Du 8 au 10 octobre, il faudra rentrer en serre les
géraniums bouturés vers la fin d'août. Lorsque ces boutures auront été faites
en pleine terre, on les aura, au préalable, mises en pots vers le 1er octobre,
à raison de deux, trois et même quatre boutures par pot de 8 ou 9 centimètres
de diamètre.
C'est également dans les premiers jours d'octobre qu'il faut
penser à déplanter les beaux exemplaires de Plumbago Capensis, d'Abutilon
Thompsoni, de Datura arborea, de Cassia floribunda, qui
formaient, pendant toute la belle saison, de jolies têtes de corbeilles au
jardin paysager, des groupes ravissants, des isolés, ou occupaient le milieu
des plates-bandes du jardin français.
Les feuilles en étant supprimées, ainsi que les parties
encore herbacées des rameaux, les racines ayant été aussi quelque peu
raccourcies, les plantes sont placées dans des pots plutôt un peu étroits.

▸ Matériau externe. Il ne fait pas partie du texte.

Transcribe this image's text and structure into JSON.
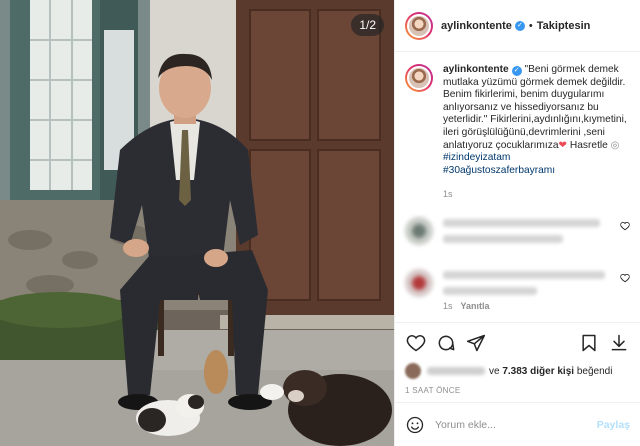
{
  "photo": {
    "counter": "1/2",
    "description_icon": "photo-image"
  },
  "header": {
    "username": "aylinkontente",
    "follow_status": "Takiptesin"
  },
  "caption": {
    "username": "aylinkontente",
    "quote": "\"Beni görmek demek mutlaka yüzümü görmek demek değildir. Benim fikirlerimi, benim duygularımı anlıyorsanız ve hissediyorsanız bu yeterlidir.\"",
    "body": "Fikirlerini,aydınlığını,kıymetini, ileri görüşlülüğünü,devrimlerini ,seni anlatıyoruz çocuklarımıza",
    "after_heart": " Hasretle",
    "hashtag1": "#izindeyizatam",
    "hashtag2": "#30ağustoszaferbayramı",
    "age": "1s"
  },
  "comments": [
    {
      "age": "",
      "reply": ""
    },
    {
      "age": "1s",
      "reply": "Yanıtla"
    }
  ],
  "likes": {
    "and_text": "ve",
    "others": "7.383 diğer kişi",
    "liked": "beğendi"
  },
  "post_time": "1 SAAT ÖNCE",
  "comment_box": {
    "placeholder": "Yorum ekle...",
    "share_label": "Paylaş"
  },
  "colors": {
    "link": "#00376b",
    "verified": "#3897f0",
    "heart": "#ed4956",
    "share_disabled": "#b2dffc"
  }
}
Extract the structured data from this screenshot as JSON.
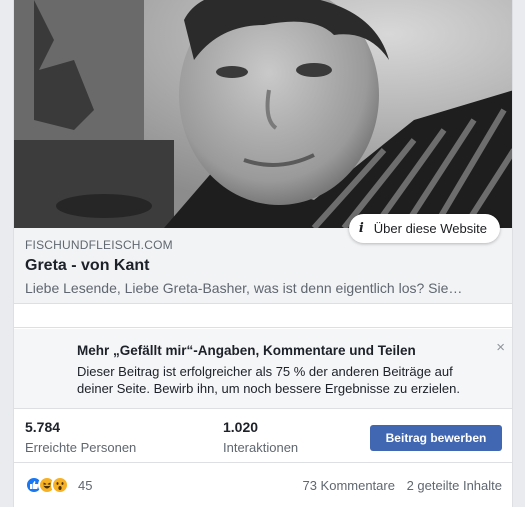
{
  "post": {
    "site_info_label": "Über diese Website",
    "link": {
      "domain": "FISCHUNDFLEISCH.COM",
      "title": "Greta - von Kant",
      "description": "Liebe Lesende, Liebe Greta-Basher, was ist denn eigentlich los? Sie…"
    }
  },
  "boost_banner": {
    "title": "Mehr „Gefällt mir“-Angaben, Kommentare und Teilen",
    "text": "Dieser Beitrag ist erfolgreicher als 75 % der anderen Beiträge auf deiner Seite. Bewirb ihn, um noch bessere Ergebnisse zu erzielen.",
    "close_symbol": "×"
  },
  "stats": {
    "reach_value": "5.784",
    "reach_label": "Erreichte Personen",
    "engagement_value": "1.020",
    "engagement_label": "Interaktionen",
    "boost_button": "Beitrag bewerben"
  },
  "reactions": {
    "icons": [
      "like-icon",
      "haha-icon",
      "wow-icon"
    ],
    "count": "45",
    "comments": "73 Kommentare",
    "shares": "2 geteilte Inhalte"
  },
  "colors": {
    "primary_button": "#4267b2",
    "like_blue": "#1877f2",
    "reaction_yellow": "#f7b125"
  }
}
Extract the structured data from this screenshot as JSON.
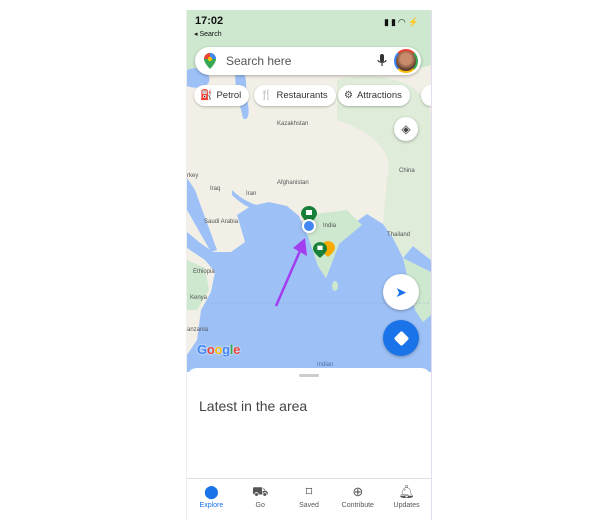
{
  "status_bar": {
    "time": "17:02",
    "back_label": "◂ Search",
    "icons": [
      "signal-icon",
      "wifi-icon",
      "battery-charging-icon"
    ]
  },
  "search": {
    "placeholder": "Search here"
  },
  "chips": [
    {
      "label": "Petrol",
      "icon": "fuel-icon"
    },
    {
      "label": "Restaurants",
      "icon": "restaurant-icon"
    },
    {
      "label": "Attractions",
      "icon": "attractions-icon"
    }
  ],
  "map": {
    "labels": {
      "kazakhstan": "Kazakhstan",
      "turkey": "rkey",
      "afghanistan": "Afghanistan",
      "iraq": "Iraq",
      "iran": "Iran",
      "saudi": "Saudi Arabia",
      "india": "India",
      "china": "China",
      "thailand": "Thailand",
      "ethiopia": "Ethiopia",
      "kenya": "Kenya",
      "tanzania": "anzania",
      "indian": "Indian"
    },
    "logo": "Google",
    "colors": {
      "sea": "#9dc1f7",
      "land": "#f2efe6",
      "green": "#cde8cf",
      "accent": "#1a73e8",
      "annotation_arrow": "#a23ef0"
    }
  },
  "sheet": {
    "title": "Latest in the area"
  },
  "nav": [
    {
      "label": "Explore",
      "icon": "pin-icon",
      "active": true
    },
    {
      "label": "Go",
      "icon": "commute-icon"
    },
    {
      "label": "Saved",
      "icon": "bookmark-icon"
    },
    {
      "label": "Contribute",
      "icon": "add-circle-icon"
    },
    {
      "label": "Updates",
      "icon": "bell-icon"
    }
  ]
}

On traite de même les forts géraniums élevés à haute tige ou
en touffe, ainsi que les fuchsias. Rempotés dans des conditions identiques, ces
derniers resteront tout l'hiver à l'état de repos à peu près absolu de
végétation, à condition que les arrosages soient très réduits, que la
température de la serre soit seulement de quelques degrés au-dessus de zéro et
que la lumière ne fasse pas trop défaut. Un des endroits les plus convenables,
à ces divers points de vue, est la serre adossée à un seul versant exposée au
midi. On pourra y placer les fuchsias sous les gradins dès leur rentrée. On les
arrosera une fois ou deux seulement pour en obtenir la reprise, puis, pendant
tout l'hiver, ils recevront seulement l'eau qui s'écoulera lorsqu'on arrosera
les plantes placées sur les gradins.
Vers la fin de la mauvaise saison, la quantité d'eau sera progressivement
augmentée, en même temps qu'on élèvera la température. La végétation reprendra
alors et, au bout de quelques jours, il deviendra possible de couper des
boutures que l'on fera enraciner dans la serre à multiplication, puis qu'on
mettra en pots pour les placer sur couche.

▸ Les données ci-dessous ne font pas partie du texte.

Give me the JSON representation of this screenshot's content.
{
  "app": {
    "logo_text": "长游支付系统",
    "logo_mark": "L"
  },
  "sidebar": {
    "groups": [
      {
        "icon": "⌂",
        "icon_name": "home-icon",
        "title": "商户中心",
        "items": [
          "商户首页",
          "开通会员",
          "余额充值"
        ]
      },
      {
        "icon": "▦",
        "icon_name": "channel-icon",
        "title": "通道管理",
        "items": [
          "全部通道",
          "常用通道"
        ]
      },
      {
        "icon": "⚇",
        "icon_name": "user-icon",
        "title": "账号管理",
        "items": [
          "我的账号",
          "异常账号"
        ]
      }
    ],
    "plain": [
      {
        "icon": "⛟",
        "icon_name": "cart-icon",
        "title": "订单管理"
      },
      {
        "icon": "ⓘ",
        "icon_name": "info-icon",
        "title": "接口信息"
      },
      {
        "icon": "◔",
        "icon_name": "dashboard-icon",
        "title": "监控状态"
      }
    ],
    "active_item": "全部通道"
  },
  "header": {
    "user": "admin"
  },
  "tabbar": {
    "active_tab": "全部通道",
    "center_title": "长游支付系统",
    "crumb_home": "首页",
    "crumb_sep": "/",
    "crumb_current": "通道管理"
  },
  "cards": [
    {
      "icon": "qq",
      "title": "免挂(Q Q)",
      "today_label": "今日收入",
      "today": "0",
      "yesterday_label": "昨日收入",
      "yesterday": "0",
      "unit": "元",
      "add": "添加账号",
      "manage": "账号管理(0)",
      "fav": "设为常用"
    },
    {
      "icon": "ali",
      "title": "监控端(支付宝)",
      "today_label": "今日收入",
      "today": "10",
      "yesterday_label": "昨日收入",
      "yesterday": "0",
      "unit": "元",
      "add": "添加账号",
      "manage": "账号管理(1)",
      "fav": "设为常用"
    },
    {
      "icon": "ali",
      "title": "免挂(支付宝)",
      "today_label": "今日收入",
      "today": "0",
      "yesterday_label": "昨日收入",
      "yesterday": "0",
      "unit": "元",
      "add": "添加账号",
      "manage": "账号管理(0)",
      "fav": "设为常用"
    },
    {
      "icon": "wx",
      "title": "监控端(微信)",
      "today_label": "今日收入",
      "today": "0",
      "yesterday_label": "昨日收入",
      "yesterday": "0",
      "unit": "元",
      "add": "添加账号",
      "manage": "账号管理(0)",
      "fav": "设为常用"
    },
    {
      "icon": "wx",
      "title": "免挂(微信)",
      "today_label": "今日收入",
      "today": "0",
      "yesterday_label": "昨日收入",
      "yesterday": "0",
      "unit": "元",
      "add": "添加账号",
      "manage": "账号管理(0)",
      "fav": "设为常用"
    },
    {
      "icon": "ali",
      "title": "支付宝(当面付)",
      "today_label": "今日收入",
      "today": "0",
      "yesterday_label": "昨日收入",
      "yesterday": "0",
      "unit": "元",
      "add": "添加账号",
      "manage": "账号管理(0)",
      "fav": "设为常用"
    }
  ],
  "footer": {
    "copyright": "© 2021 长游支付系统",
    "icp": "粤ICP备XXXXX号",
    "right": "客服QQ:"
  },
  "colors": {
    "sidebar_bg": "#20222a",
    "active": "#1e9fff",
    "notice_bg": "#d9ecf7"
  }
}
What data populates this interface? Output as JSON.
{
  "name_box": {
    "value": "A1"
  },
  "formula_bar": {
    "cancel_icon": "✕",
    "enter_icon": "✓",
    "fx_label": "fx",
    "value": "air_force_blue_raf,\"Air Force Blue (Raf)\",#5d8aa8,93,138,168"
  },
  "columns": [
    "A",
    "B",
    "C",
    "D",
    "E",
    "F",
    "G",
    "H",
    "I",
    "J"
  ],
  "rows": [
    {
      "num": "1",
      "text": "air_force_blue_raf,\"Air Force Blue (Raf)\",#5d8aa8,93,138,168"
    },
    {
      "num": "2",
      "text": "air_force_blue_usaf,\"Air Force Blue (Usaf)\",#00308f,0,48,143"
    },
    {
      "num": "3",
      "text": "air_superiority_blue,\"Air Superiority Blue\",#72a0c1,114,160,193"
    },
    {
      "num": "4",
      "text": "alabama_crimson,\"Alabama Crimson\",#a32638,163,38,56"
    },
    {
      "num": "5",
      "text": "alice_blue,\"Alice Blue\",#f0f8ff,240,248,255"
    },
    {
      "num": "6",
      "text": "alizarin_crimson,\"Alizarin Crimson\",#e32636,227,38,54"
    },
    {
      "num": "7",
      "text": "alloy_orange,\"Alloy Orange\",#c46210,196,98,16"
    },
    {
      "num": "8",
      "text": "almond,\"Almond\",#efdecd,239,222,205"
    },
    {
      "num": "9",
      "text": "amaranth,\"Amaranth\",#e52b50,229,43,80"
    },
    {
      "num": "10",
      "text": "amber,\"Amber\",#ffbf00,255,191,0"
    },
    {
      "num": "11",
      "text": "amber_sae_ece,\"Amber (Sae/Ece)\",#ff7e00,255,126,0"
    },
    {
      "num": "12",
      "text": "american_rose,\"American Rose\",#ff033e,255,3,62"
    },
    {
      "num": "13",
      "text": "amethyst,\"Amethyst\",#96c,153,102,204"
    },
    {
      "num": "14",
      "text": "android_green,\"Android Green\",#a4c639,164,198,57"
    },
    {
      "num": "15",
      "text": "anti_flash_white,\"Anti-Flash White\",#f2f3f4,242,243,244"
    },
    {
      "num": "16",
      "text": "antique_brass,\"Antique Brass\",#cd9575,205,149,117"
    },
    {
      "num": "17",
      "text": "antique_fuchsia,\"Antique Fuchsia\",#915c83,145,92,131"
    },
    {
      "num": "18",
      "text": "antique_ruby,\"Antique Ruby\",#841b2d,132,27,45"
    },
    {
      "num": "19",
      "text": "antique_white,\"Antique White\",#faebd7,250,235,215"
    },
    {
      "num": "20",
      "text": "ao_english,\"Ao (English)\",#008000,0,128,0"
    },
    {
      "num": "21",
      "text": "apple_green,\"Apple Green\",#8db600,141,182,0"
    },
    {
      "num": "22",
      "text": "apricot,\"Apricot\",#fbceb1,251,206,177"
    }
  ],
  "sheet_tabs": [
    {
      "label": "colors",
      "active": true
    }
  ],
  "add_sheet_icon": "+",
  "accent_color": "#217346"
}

Dès la première gelée un peu forte, les tiges des dahlias et
celles des bégonias tubéreux seront détruites sans aucun espoir de retour. Il
faudra couper ces tiges, puis déplanter les souches de dahlias et les
tubercules de bégonias pour les placer dans un endroit sain où la température
ne puisse, en aucun cas, s'abaisser au-dessous de zéro. C'est dans l'orangerie
et dans la serre froide que ces conditions se trouvent le plus facilement
réunies, mais une cave saine convient également, à défaut des locaux
précédents. On peut, à cet effet, disposer un peu de terre sèche dans laquelle
on enterre les souches ou les tubercules qui, ainsi, ont moins tendance à se
rider.
Les Cannas sont des plantes vivaces non rustiques
qu'il est assez facile de conserver d'une année à l'autre. Dès que les gelées
sont à craindre, on en coupe les feuilles, laissant les tiges de toute leur
longueur, puis on déplante, avec précaution, les souches par une journée
ensoleillée, laissant un peu de terre aux racines. On les rentre dans la serre
froide ou la serre tempérée en les plaçant à proximité des tuyaux de chauffage.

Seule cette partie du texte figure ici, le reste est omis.